他恨,為什麼會在這關鍵時刻發生這樣的意外!
他瘋狂的揮舞手中的劍,一雙眼充斥著怒火與不甘。
但是他也有精疲力盡的時候,太多的死士糾纏上來,最終他大汗淋漓的將劍插到地上,喘著粗氣,身上的銀色鎧甲也被汙血染盡,一群正將他包圍的死士,虎視眈眈。
南宮寂寒深邃的眼底倒影著一片血光,全軍覆沒了!
從沒有這樣的經曆,戰場上隻剩下他獨自矗立,他覺得失敗,恨,還有不解!
“皇上,還要繼續嗎?”白安走上前,一個手勢,四周的死士都退開了,
他看著南宮寂寒身邊躺了一堆無頭屍體,心中大駭,沒想到他這麼厲害,已經發現了死士致命的缺陷。
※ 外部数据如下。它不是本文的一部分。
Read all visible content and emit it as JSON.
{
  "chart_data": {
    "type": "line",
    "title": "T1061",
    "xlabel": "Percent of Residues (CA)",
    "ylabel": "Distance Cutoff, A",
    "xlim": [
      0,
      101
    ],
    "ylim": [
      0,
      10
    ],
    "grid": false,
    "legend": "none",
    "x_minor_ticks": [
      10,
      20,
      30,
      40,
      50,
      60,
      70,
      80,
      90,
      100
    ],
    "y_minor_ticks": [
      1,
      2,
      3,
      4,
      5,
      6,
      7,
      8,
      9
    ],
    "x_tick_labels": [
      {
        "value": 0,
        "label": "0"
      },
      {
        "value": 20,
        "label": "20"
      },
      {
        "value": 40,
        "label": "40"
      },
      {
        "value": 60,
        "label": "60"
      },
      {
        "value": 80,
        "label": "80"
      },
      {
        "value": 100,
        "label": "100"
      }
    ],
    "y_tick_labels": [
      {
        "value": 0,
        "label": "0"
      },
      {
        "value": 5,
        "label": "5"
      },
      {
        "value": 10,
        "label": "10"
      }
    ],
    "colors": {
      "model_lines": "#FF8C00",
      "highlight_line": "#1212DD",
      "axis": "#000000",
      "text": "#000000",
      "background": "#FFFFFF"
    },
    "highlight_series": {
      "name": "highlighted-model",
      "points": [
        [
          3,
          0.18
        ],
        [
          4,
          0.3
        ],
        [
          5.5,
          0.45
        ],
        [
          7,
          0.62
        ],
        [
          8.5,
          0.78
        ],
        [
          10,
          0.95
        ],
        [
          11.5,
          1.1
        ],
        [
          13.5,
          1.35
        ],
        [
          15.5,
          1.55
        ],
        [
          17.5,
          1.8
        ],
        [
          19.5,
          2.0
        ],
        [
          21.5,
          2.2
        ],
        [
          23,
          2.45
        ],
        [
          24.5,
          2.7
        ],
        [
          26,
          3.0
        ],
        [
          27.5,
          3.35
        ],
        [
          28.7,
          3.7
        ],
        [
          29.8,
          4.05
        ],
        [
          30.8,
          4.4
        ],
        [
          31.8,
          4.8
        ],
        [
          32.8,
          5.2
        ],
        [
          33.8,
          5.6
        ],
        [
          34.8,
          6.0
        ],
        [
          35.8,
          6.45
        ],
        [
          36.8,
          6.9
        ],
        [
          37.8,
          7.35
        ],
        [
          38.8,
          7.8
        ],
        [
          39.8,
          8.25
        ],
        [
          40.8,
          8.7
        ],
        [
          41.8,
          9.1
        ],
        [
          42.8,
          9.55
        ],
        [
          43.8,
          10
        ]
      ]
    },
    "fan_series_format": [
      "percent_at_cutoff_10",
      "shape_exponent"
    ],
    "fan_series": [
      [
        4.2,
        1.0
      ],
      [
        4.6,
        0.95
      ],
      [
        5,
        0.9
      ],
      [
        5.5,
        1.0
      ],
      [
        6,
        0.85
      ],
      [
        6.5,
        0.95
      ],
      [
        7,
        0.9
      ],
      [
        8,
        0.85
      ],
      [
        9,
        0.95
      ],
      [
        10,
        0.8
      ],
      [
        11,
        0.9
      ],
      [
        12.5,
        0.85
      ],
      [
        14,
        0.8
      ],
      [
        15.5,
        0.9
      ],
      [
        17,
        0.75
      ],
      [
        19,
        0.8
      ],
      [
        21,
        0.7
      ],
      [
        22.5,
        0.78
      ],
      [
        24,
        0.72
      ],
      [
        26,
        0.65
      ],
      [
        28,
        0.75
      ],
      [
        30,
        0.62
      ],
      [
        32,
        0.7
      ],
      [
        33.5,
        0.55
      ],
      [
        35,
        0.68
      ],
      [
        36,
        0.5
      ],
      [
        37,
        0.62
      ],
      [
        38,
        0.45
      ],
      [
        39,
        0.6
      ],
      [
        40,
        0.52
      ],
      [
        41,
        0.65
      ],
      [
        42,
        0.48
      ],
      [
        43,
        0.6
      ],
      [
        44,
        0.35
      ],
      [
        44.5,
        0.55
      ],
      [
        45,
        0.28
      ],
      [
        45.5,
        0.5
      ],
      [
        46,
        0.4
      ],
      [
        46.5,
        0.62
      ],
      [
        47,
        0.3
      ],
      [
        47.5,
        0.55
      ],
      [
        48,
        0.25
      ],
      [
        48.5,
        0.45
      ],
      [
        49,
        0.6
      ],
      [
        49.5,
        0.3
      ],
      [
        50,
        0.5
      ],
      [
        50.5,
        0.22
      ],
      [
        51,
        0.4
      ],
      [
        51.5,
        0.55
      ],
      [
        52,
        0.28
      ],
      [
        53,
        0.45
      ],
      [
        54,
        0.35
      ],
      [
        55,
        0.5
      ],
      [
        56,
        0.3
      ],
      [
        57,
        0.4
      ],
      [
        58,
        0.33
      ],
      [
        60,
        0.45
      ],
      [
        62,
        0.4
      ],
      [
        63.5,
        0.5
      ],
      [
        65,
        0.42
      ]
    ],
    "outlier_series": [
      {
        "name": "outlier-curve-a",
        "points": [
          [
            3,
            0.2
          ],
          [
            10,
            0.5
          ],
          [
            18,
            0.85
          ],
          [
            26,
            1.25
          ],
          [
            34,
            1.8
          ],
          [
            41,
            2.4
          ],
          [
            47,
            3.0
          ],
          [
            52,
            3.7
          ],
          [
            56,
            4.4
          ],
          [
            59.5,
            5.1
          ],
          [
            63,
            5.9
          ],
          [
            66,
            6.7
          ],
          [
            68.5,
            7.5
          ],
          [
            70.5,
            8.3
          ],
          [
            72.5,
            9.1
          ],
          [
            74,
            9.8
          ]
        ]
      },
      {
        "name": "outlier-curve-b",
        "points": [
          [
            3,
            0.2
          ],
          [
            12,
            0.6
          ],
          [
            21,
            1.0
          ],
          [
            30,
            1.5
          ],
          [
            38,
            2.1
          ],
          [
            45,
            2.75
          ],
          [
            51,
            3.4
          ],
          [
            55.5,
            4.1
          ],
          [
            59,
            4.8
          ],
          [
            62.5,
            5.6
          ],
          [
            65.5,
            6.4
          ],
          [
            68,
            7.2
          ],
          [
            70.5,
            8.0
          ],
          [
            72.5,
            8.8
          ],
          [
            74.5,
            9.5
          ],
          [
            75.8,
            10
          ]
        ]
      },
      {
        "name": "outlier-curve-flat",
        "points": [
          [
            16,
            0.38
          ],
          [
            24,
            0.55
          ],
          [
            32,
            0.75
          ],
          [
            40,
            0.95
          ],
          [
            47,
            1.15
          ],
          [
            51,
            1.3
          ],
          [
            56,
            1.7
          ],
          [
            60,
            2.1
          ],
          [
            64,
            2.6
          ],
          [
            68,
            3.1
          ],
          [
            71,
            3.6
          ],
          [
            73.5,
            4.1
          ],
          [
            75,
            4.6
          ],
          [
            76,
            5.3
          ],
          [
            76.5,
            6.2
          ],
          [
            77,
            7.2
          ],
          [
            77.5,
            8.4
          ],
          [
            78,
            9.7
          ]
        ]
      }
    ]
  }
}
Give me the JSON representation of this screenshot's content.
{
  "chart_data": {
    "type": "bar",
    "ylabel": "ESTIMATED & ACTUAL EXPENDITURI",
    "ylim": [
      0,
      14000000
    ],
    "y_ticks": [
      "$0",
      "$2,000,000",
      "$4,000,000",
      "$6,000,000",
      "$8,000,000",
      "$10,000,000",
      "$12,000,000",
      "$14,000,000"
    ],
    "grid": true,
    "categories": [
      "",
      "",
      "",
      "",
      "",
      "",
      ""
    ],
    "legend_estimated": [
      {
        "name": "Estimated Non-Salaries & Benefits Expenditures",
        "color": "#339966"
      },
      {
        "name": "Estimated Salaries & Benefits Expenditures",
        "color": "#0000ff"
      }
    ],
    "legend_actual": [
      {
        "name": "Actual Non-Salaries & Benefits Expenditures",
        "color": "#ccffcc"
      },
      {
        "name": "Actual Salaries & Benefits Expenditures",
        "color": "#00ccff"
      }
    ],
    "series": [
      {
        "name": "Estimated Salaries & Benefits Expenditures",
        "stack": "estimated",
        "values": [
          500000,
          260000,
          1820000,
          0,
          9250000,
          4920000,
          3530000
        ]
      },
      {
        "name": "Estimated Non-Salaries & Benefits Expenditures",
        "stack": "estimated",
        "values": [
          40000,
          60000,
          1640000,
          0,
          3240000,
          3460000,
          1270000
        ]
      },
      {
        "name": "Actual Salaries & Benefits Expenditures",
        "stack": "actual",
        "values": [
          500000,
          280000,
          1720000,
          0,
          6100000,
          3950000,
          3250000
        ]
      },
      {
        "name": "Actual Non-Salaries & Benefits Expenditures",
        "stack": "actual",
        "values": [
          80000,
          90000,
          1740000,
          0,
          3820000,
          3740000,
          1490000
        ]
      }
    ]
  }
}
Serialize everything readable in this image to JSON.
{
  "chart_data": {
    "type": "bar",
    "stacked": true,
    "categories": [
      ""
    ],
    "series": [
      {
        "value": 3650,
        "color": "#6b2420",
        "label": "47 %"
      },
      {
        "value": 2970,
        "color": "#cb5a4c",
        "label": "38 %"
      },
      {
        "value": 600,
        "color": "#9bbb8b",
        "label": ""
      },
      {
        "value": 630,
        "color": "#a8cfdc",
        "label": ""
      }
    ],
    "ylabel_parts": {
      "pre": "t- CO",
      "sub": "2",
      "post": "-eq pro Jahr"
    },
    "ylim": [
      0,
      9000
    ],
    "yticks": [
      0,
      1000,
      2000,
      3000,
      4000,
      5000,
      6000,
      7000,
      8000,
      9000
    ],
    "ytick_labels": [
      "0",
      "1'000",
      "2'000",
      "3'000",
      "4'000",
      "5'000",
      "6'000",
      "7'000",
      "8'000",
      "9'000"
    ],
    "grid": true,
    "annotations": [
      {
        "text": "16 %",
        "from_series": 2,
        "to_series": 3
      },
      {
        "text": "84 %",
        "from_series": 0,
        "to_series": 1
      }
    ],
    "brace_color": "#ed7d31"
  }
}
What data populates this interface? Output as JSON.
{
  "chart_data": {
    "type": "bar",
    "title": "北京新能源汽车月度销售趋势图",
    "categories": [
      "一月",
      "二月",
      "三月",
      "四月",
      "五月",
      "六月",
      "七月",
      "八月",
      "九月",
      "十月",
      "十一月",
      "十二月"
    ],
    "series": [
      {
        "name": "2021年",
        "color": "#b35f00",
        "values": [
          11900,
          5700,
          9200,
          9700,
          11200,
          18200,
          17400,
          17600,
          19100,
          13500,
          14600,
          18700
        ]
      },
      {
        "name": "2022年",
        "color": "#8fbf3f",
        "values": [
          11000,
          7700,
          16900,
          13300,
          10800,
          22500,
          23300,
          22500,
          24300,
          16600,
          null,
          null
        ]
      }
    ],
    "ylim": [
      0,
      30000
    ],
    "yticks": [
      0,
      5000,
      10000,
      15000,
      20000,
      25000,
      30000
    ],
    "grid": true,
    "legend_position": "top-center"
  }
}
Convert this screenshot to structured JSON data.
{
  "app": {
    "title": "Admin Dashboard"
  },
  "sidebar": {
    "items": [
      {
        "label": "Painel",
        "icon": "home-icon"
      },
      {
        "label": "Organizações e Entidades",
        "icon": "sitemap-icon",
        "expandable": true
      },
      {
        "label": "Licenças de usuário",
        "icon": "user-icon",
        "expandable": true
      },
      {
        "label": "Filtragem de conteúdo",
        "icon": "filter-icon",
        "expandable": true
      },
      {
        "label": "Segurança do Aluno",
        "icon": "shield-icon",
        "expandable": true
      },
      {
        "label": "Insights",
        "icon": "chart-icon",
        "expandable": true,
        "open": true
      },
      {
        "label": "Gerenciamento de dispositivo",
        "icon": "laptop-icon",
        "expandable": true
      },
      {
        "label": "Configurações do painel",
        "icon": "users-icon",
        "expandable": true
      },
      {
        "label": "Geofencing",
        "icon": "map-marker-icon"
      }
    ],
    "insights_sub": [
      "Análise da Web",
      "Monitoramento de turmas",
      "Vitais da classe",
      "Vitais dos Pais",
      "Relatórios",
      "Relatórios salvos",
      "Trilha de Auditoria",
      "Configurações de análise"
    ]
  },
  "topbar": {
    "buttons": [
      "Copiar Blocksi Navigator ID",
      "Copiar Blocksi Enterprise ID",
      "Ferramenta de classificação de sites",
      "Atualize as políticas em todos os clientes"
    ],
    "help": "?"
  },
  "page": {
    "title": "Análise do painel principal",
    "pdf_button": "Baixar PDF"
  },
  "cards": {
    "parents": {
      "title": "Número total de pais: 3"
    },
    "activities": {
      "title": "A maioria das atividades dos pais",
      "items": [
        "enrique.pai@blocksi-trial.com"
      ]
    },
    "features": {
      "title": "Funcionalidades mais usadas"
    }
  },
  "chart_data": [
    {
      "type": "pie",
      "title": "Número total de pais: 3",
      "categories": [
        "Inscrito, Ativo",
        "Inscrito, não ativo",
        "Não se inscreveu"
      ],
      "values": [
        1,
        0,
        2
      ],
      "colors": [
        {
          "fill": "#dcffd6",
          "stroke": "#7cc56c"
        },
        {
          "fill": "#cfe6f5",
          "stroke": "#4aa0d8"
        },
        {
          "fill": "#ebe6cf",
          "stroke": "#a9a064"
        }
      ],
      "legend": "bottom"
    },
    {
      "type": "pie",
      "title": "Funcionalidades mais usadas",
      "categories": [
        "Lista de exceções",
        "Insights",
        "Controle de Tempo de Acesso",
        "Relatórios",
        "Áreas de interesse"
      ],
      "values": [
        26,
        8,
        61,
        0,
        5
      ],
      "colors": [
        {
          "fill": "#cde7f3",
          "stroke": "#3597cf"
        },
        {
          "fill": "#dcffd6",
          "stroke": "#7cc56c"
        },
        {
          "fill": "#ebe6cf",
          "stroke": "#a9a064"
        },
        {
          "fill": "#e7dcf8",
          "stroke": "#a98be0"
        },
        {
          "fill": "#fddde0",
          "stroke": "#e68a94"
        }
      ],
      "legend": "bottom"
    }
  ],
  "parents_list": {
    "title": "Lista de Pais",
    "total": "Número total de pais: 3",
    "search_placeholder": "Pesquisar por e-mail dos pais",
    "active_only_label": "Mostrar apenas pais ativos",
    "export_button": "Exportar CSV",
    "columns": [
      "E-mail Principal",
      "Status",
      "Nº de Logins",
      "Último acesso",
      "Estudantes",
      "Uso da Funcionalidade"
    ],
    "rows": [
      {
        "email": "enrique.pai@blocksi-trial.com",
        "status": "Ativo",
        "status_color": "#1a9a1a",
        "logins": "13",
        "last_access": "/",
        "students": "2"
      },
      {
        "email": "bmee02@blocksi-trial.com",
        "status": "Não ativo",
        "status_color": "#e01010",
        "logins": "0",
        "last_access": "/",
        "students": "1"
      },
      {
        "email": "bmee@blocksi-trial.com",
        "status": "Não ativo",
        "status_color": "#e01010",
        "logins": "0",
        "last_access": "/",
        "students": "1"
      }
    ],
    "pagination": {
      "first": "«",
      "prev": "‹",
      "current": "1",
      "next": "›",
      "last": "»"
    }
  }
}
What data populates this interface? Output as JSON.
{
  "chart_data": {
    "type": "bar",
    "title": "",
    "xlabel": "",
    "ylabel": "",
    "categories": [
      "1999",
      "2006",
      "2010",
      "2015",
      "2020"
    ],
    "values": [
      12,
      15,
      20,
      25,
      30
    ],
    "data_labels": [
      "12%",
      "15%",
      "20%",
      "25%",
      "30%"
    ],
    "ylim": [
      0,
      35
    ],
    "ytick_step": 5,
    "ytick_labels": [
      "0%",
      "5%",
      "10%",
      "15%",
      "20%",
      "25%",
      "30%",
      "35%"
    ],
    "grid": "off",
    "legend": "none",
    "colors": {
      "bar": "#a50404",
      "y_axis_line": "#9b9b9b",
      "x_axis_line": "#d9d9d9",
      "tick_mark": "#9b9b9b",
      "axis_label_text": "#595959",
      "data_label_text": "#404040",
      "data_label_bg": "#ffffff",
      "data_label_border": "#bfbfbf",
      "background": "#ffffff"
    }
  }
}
不過老天助他,今天他徹底的栽在了他的手裏,不管是走運也好,還是碰巧,事實就是他今天插翅難逃。
南宮寂寒怒視著他,薄唇緊抿,他選擇了沉默,這時候說什麼都沒有用,他也不想觸怒他,
因為他還不想死,南宮寂寒握緊了拳頭,為了雪兒,為了傾城,為了他已經知道的秘密,他必須撐住!
白安見他不說話,頓時覺得掃興,不過這也不能影響他得意的心情,一代梟雄就這樣敗在了他的手中,回去龍天嘯肯定會好好獎賞。
“來人,將他帶走!”白安一聲命令,很快就有人上前將南宮寂寒押走。
南宮寂寒甩開那些冰冷而又肮髒的手,斜睨了一眼狼藉的戰場,自己走在了前麵!
“將軍,不好了,大事不好了!”一個哨兵騎著馬一路大喊著衝進了軍營,
明月正拄著一根手杖在空地上練習走路,看見一個哨兵慌慌張張的跳下馬,不禁緊張的問道:“到底出什麼事了,這麼慌張?”